As long as the COVID-19 virus continues infecting people, it will keep replicating inside them, however, that does necessarily mean the new variants will keep on developing as regularly, or even that the new variants will be more dangerous.

Over half of the worlds’ population is still not vaccinated which makes it highly likely that the virus will continue finding people to infect and replicate inside the host bodies for many months or years to come.

Every time a virus develops a copy of itself, a small mutation could take place. Those changes could enable the virus to survive by evolving into new variants. This, however, does not imply that the virus will continue evolving in a manner similar to how it emerged during late 2019.

A virus expert at Pennsylvania State University Andrew Read said that when a virus infects a new species, it requires an adaptation to the new host in order to spread more widely.

According to the Centers for Disease Control and Prevention, the delta variant is twice as contagious as the earlier versions of COVID-19. According to a virus and infectious disease expert at the University of Michigan Dr. Adam Lauring, while the virus can still mutate and become increasingly infectious, it will most probably not double its transmission rate again.
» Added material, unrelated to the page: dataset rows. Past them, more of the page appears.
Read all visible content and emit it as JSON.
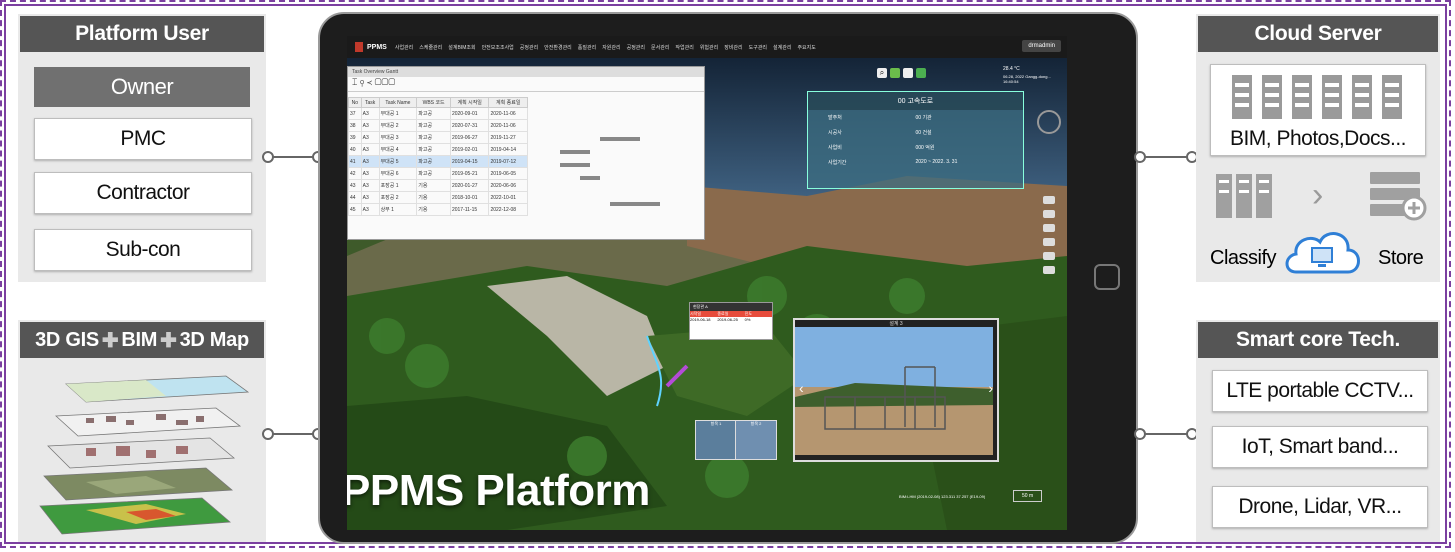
{
  "left_top": {
    "header": "Platform User",
    "items": [
      "Owner",
      "PMC",
      "Contractor",
      "Sub-con"
    ]
  },
  "left_bottom": {
    "header_parts": [
      "3D GIS",
      "BIM",
      "3D Map"
    ],
    "layer_icon": "stacked-map-layers-icon"
  },
  "center": {
    "title": "PPMS Platform",
    "app_name": "PPMS",
    "menu": [
      "사업관리",
      "스케줄관리",
      "설계BIM조회",
      "안전모조조사업",
      "공정관리",
      "안전환경관리",
      "품질관리",
      "자원관리",
      "공정관리",
      "문서관리",
      "작업관리",
      "위험관리",
      "장비관리",
      "도구관리",
      "설계관리",
      "주요지도"
    ],
    "user_button": "drmadmin",
    "window_title": "Task Overview Gantt",
    "table_headers": [
      "No",
      "Task",
      "Task Name",
      "WBS 코드",
      "계획 시작일",
      "계획 종료일"
    ],
    "table_rows": [
      [
        "37",
        "A3",
        "부대공 1",
        "파고공",
        "2020-09-01",
        "2020-11-06"
      ],
      [
        "38",
        "A3",
        "부대공 2",
        "파고공",
        "2020-07-31",
        "2020-11-06"
      ],
      [
        "39",
        "A3",
        "부대공 3",
        "파고공",
        "2019-06-27",
        "2019-11-27"
      ],
      [
        "40",
        "A3",
        "부대공 4",
        "파고공",
        "2019-02-01",
        "2019-04-14"
      ],
      [
        "41",
        "A3",
        "부대공 5",
        "파고공",
        "2019-04-15",
        "2019-07-12"
      ],
      [
        "42",
        "A3",
        "부대공 6",
        "파고공",
        "2019-05-21",
        "2019-06-05"
      ],
      [
        "43",
        "A3",
        "포장공 1",
        "기용",
        "2020-01-27",
        "2020-06-06"
      ],
      [
        "44",
        "A3",
        "포장공 2",
        "기용",
        "2018-10-01",
        "2022-10-01"
      ],
      [
        "45",
        "A3",
        "상부 1",
        "기용",
        "2017-11-15",
        "2022-12-08"
      ]
    ],
    "info_title": "00 고속도로",
    "info_rows": [
      [
        "발주처",
        "00 기관"
      ],
      [
        "시공사",
        "00 건설"
      ],
      [
        "사업비",
        "000 억원"
      ],
      [
        "사업기간",
        "2020 ~ 2022. 3. 31"
      ]
    ],
    "weather": "28.4 °C",
    "location_time": "06.28, 2022 Gangg-dong... 16:40:54",
    "photo_title": "설계 3",
    "popup_title": "현장관 A",
    "popup_headers": [
      "시작일",
      "종료일",
      "진도"
    ],
    "popup_row": [
      "2019-06-18",
      "2019-06-25",
      "0%"
    ],
    "thumb_titles": [
      "항목 1",
      "항목 2"
    ],
    "footer_coords": "BIM:LHM (2019-02-08) 123.311 37.257 (E19-09)",
    "zoom_label": "50 m"
  },
  "right_top": {
    "header": "Cloud Server",
    "storage_label": "BIM, Photos,Docs...",
    "classify_label": "Classify",
    "store_label": "Store",
    "server_icon": "server-rack-icon",
    "cloud_icon": "cloud-computer-icon"
  },
  "right_bottom": {
    "header": "Smart core Tech.",
    "items": [
      "LTE portable CCTV...",
      "IoT, Smart band...",
      "Drone, Lidar, VR..."
    ]
  },
  "colors": {
    "frame": "#7b3fa0",
    "header_bg": "#555555",
    "panel_bg": "#e9e9e9",
    "owner_bg": "#707070",
    "tablet": "#1d1d1d",
    "cloud_blue": "#2f7fd6"
  }
}
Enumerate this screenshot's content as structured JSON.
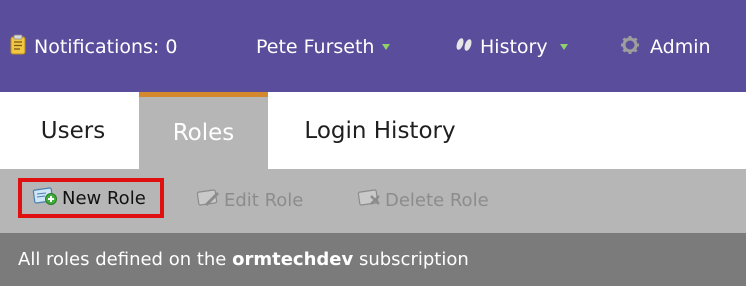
{
  "header": {
    "notifications_label": "Notifications: 0",
    "user_name": "Pete Furseth",
    "history_label": "History",
    "admin_label": "Admin"
  },
  "tabs": [
    {
      "label": "Users"
    },
    {
      "label": "Roles",
      "active": true
    },
    {
      "label": "Login History"
    }
  ],
  "toolbar": {
    "new_role_label": "New Role",
    "edit_role_label": "Edit Role",
    "delete_role_label": "Delete Role"
  },
  "subtitle": {
    "prefix": "All roles defined on the ",
    "subscription": "ormtechdev",
    "suffix": " subscription"
  },
  "colors": {
    "header_bg": "#5a4e9c",
    "active_tab_accent": "#d4892f",
    "highlight_border": "#e01010"
  }
}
Lauring added, “We’ve seen a stage of rapid evolution for the virus. It’s been harvesting the low-hanging fruit, but there’s not an infinite number of things it can do”.
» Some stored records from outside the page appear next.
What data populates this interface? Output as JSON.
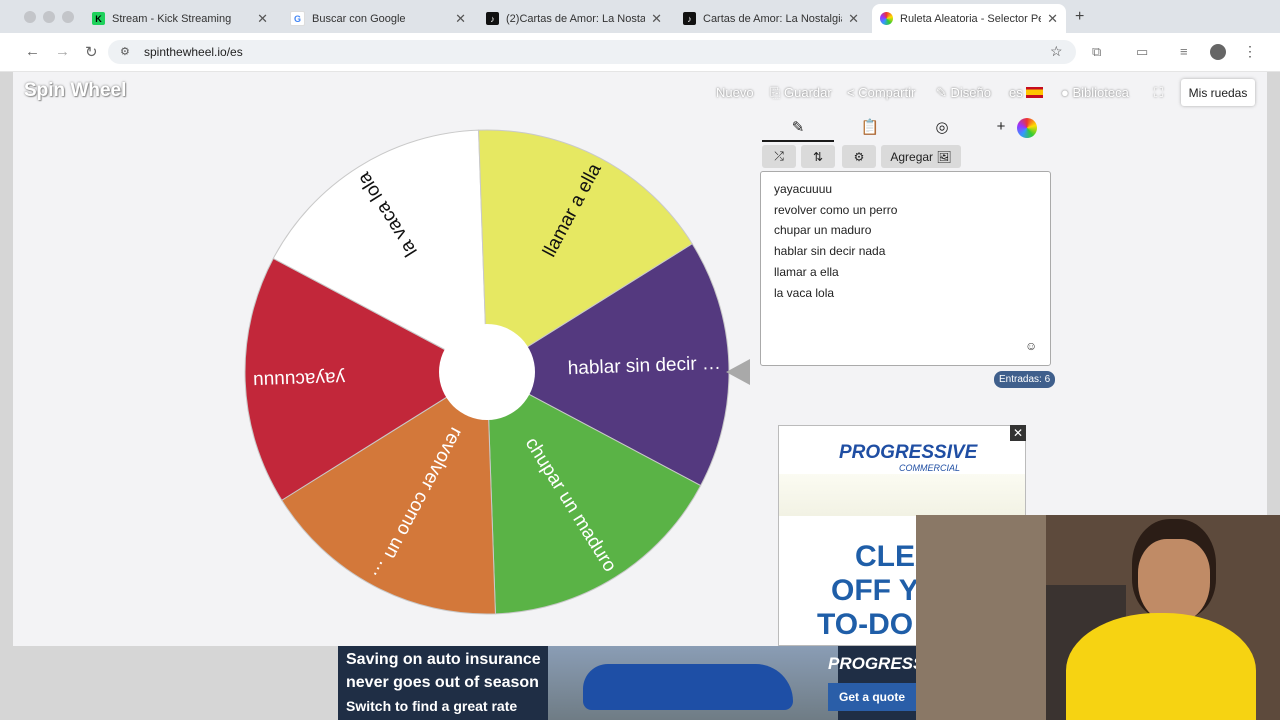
{
  "browser": {
    "tabs": [
      {
        "title": "Stream - Kick Streaming",
        "favicon": "kick-icon",
        "active": false
      },
      {
        "title": "Buscar con Google",
        "favicon": "google-icon",
        "active": false
      },
      {
        "title": "(2)Cartas de Amor: La Nostalg",
        "favicon": "tiktok-icon",
        "active": false
      },
      {
        "title": "Cartas de Amor: La Nostalgia",
        "favicon": "tiktok-icon",
        "active": false
      },
      {
        "title": "Ruleta Aleatoria - Selector Pe",
        "favicon": "wheel-icon",
        "active": true
      }
    ],
    "url": "spinthewheel.io/es"
  },
  "site": {
    "logo": "Spin Wheel",
    "nav": {
      "nuevo": "Nuevo",
      "guardar": "Guardar",
      "compartir": "Compartir",
      "diseno": "Diseño",
      "lang": "es",
      "biblioteca": "Biblioteca"
    },
    "mis_ruedas": "Mis ruedas"
  },
  "wheel": {
    "segments": [
      {
        "label": "hablar sin decir …",
        "color": "#54397f"
      },
      {
        "label": "chupar un maduro",
        "color": "#5ab346"
      },
      {
        "label": "revolver como un …",
        "color": "#d3783a"
      },
      {
        "label": "yayacuuuu",
        "color": "#c2273a"
      },
      {
        "label": "la vaca lola",
        "color": "#ffffff"
      },
      {
        "label": "llamar a ella",
        "color": "#e6e862"
      }
    ]
  },
  "editor": {
    "agregar_label": "Agregar",
    "entries": [
      "yayacuuuu",
      "revolver como un perro",
      "chupar un maduro",
      "hablar sin decir nada",
      "llamar a ella",
      "la vaca lola"
    ],
    "count_label": "Entradas: 6"
  },
  "ads": {
    "box": {
      "brand": "PROGRESSIVE",
      "sub": "COMMERCIAL",
      "headline": [
        "CLEA",
        "OFF YO",
        "TO-DO"
      ]
    },
    "banner": {
      "line1": "Saving on auto insurance",
      "line2": "never goes out of season",
      "line3": "Switch to find a great rate",
      "brand": "PROGRESSIVE",
      "cta": "Get a quote"
    }
  }
}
It is a possibility that the virus could become more deadly, but there is no evolutionary reason for that to happen. It is less likely for extremely sick people to socialize and spread the virus to others.

Experts are on the lookout to find whether emerging variants could better evade the protection people develop from vaccination and infections. a virus expert at the Fred Hutchinson Cancer Research Center Dr. Joshua Schiffer says that as an increasing number of the world population get the vaccine shots, the virus would need to be able to spread via people who have some immunity for it to survive.

He added, “The virus could take on a mutation that makes the immune response less effective”.

In that scenario, scientists might recommend that vaccine formulas should be updated periodically, similar to the annual flu shots.